Located at the foot of the suggestive Mount Etna which often gives it a particular charm with its eruptions, Catania, overlooking the Ionian Sea, is a splendid city of art, an undisputed example of Sicilian Baroque and for this Unesco heritage together with the other cities of the Val of Noto.

Catania originates as a Sicilian settlement, refounded with the name of Kατάvη in 729 BC. by Chalcidian Greek colonists. In the 5th century BC it was occupied by the Syracusans, who baptized it Etna, it was then conquered by the Romans in 263 BC. With the fall of the Roman Empire, the city followed the fate of Sicily, being conquered first by the Ostrogoths, then by Arabs, Normans, Swabians and Angevins.

Shocked by the terrible eruption of Etna in 1669 and the disastrous earthquake of 1693, the city was almost entirely rebuilt at the beginning of the eighteenth century, according to the baroque taste of the time that characterizes all of south-eastern Sicily.
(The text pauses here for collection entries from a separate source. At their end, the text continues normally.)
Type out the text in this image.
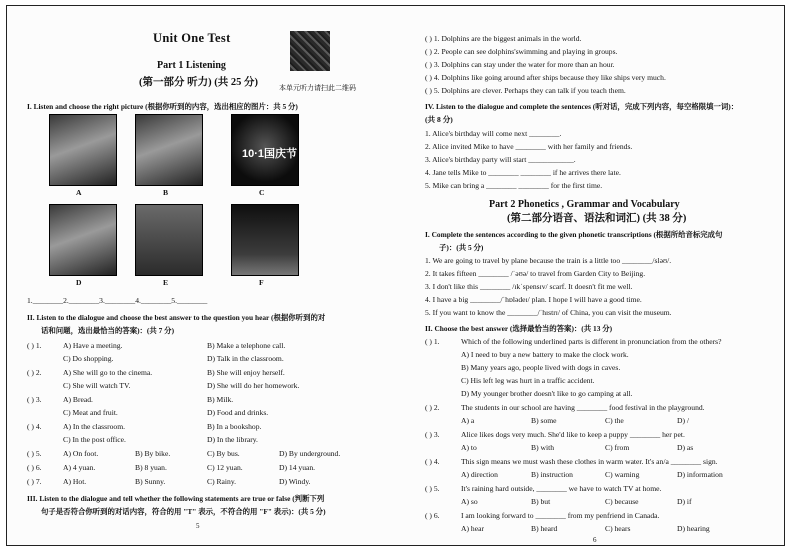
Unit One Test
Part 1 Listening
(第一部分 听力) (共 25 分)	本单元听力请扫此二维码
I. Listen and choose the right picture (根据你听到的内容，选出相应的图片：共 5 分)
10·1国庆节
A	B	C
D	E	F
1.________2.________3.________4.________5.________
II. Listen to the dialogue and choose the best answer to the question you hear (根据你听到的对
话和问题，选出最恰当的答案)：(共 7 分)
( ) 1.	A) Have a meeting.	B) Make a telephone call.
C) Do shopping.	D) Talk in the classroom.
( ) 2.	A) She will go to the cinema.	B) She will enjoy herself.
C) She will watch TV.	D) She will do her homework.
( ) 3.	A) Bread.	B) Milk.
C) Meat and fruit.	D) Food and drinks.
( ) 4.	A) In the classroom.	B) In a bookshop.
C) In the post office.	D) In the library.
( ) 5.	A) On foot.	B) By bike.	C) By bus.	D) By underground.
( ) 6.	A) 4 yuan.	B) 8 yuan.	C) 12 yuan.	D) 14 yuan.
( ) 7.	A) Hot.	B) Sunny.	C) Rainy.	D) Windy.
III. Listen to the dialogue and tell whether the following statements are true or false (判断下列
句子是否符合你听到的对话内容，符合的用 "T" 表示，不符合的用 "F" 表示)：(共 5 分)
5
( ) 1. Dolphins are the biggest animals in the world.
( ) 2. People can see dolphins'swimming and playing in groups.
( ) 3. Dolphins can stay under the water for more than an hour.
( ) 4. Dolphins like going around after ships because they like ships very much.
( ) 5. Dolphins are clever. Perhaps they can talk if you teach them.
IV. Listen to the dialogue and complete the sentences (听对话，完成下列内容，每空格限填一词)：
(共 8 分)
1. Alice's birthday will come next ________.
2. Alice invited Mike to have ________ with her family and friends.
3. Alice's birthday party will start ____________.
4. Jane tells Mike to ________ ________ if he arrives there late.
5. Mike can bring a ________ ________ for the first time.
Part 2 Phonetics , Grammar and Vocabulary
(第二部分语音、语法和词汇) (共 38 分)
I. Complete the sentences according to the given phonetic transcriptions (根据所给音标完成句
子)：(共 5 分)
1. We are going to travel by plane because the train is a little too ________/sləʊ/.
2. It takes fifteen ________ /ˈəʊə/ to travel from Garden City to Beijing.
3. I don't like this ________ /ɪkˈspensɪv/ scarf. It doesn't fit me well.
4. I have a big ________/ˈhɒlədeɪ/ plan. I hope I will have a good time.
5. If you want to know the ________/ˈhɪstrɪ/ of China, you can visit the museum.
II. Choose the best answer (选择最恰当的答案)：(共 13 分)
( ) 1.	Which of the following underlined parts is different in pronunciation from the others?
A) I need to buy a new battery to make the clock work.
B) Many years ago, people lived with dogs in caves.
C) His left leg was hurt in a traffic accident.
D) My younger brother doesn't like to go camping at all.
( ) 2.	The students in our school are having ________ food festival in the playground.
A) a	B) some	C) the	D) /
( ) 3.	Alice likes dogs very much. She'd like to keep a puppy ________ her pet.
A) to	B) with	C) from	D) as
( ) 4.	This sign means we must wash these clothes in warm water. It's an/a ________ sign.
A) direction	B) instruction	C) warning	D) information
( ) 5.	It's raining hard outside, ________ we have to watch TV at home.
A) so	B) but	C) because	D) if
( ) 6.	I am looking forward to ________ from my penfriend in Canada.
A) hear	B) heard	C) hears	D) hearing
6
A few steps from the strait that separates Sicily from the Italian peninsula, on a natural terrace overlooking the Ionian Sea, stands the splendid Taormina, the ancient Tauromenion.

With its appearance of a medieval village, its ancient Greek soul, the colors and scents of the Mediterranean vegetation, Taormina is one of the most beautiful places to visit in the world. And the climate of Sicily makes it an ideal destination at any time of the year.

One cannot fail to be fascinated by the immense beauty of this place, as happened to Johann Wolfgang von Goethe, when on his trip to Italy he visited the Greek theater (III BC), the symbol of the city.

Surrounded by cypresses and prickly pear plants, with the cavea carved into the rock, the Hellenistic theater of Taormina, transformed into an arena by the Romans, offers a spectacular view of the turquoise sea as far as the coasts of Calabria, the city of Syracuse and the steaming summit of Etna.

Lovers of history and art will find Taormina the ideal place to satisfy their passion.